Department of Neurology, The Johns Hopkins School of Medicine, Baltimore, MD. (L.R.S., R.F.).
Department of Neurology, Children's National Hospital, Washington, DC. (D.H., C.C.P., J.L.C.).
Stroke. 2020 Oct;51(10):3174-3181. doi: 10.1161/STROKEAHA.120.029698. Epub 2020 Sep 11.

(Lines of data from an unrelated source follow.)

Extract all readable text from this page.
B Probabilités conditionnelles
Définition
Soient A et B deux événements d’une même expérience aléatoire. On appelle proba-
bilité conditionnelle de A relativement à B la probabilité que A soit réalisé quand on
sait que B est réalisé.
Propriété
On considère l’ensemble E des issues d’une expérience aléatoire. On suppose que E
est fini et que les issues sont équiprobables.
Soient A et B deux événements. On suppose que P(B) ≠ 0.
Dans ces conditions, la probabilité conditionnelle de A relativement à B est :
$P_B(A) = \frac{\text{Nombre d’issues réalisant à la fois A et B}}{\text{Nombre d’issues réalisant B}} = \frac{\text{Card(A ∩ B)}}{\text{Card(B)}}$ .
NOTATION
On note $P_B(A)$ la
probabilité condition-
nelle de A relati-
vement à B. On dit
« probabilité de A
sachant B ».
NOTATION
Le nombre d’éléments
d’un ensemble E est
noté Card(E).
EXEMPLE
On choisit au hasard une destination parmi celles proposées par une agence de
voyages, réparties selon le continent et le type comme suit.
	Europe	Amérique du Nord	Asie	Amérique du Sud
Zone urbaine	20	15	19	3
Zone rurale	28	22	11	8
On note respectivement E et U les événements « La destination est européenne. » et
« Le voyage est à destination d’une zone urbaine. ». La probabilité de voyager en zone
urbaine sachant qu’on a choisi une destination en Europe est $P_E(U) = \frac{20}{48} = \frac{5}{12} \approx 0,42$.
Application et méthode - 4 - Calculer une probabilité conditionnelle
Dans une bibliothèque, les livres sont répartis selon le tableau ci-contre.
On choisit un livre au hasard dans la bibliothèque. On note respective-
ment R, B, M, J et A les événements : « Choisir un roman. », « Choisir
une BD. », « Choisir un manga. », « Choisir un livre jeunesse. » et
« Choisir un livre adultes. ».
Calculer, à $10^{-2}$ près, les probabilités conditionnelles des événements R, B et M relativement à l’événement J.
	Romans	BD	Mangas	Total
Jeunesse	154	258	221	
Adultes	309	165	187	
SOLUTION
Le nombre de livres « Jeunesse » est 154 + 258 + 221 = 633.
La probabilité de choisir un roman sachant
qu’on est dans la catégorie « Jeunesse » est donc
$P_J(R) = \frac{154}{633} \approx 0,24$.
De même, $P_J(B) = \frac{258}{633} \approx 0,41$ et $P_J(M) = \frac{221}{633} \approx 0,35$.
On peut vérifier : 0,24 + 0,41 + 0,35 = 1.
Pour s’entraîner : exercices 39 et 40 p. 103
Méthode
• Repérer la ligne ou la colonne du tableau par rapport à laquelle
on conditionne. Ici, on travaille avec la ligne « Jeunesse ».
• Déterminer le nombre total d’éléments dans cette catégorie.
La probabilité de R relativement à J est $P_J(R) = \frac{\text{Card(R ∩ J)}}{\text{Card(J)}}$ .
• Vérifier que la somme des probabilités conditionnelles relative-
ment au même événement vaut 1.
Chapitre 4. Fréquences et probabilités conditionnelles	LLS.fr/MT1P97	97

The use of mechanical thrombectomy for the treatment of acute childhood arterial ischemic stroke with large vessel occlusion is increasing, with mounting evidence for its feasibility and safety. Despite this emerging evidence, clear guidelines for patient selection, thrombectomy technique, and postprocedure care do not exist for the pediatric population. Due to unique features of stroke in children, neurologists and interventionalists must consider differences in patient size, anatomy, collateral vessels, imaging parameters, and expected outcomes that may impact appropriate patient selection and timing criteria. In addition, different causes of stroke and comorbidities in children must be considered and may alter the safety and efficacy of thrombectomy. To optimize the success of endovascular intervention in children, a multidisciplinary team should take into account these nuanced considerations when determining patient eligibility, developing a procedural approach, and formulating a postprocedure neurological monitoring and therapeutic plan.
机械取栓术用于治疗伴有大血管闭塞的儿童急性动脉缺血性脑卒中的应用正在增加,其可行性和安全性的证据也在不断增加。尽管有了这些新出现的证据,但对于儿科人群,尚无明确的患者选择、取栓技术和术后护理的指南。由于儿童中风的独特特征,神经科医生和介入医生必须考虑患者体型、解剖结构、侧支循环、影像学参数和预期结果的差异,这些差异可能会影响合适的患者选择和时间标准。此外,儿童中风的不同病因和合并症也必须考虑在内,并且可能会改变取栓术的安全性和有效性。为了优化儿童血管内介入治疗的成功率,多学科团队在确定患者的资格、制定手术方法以及制定术后神经监测和治疗计划时,都应考虑到这些细微的差异。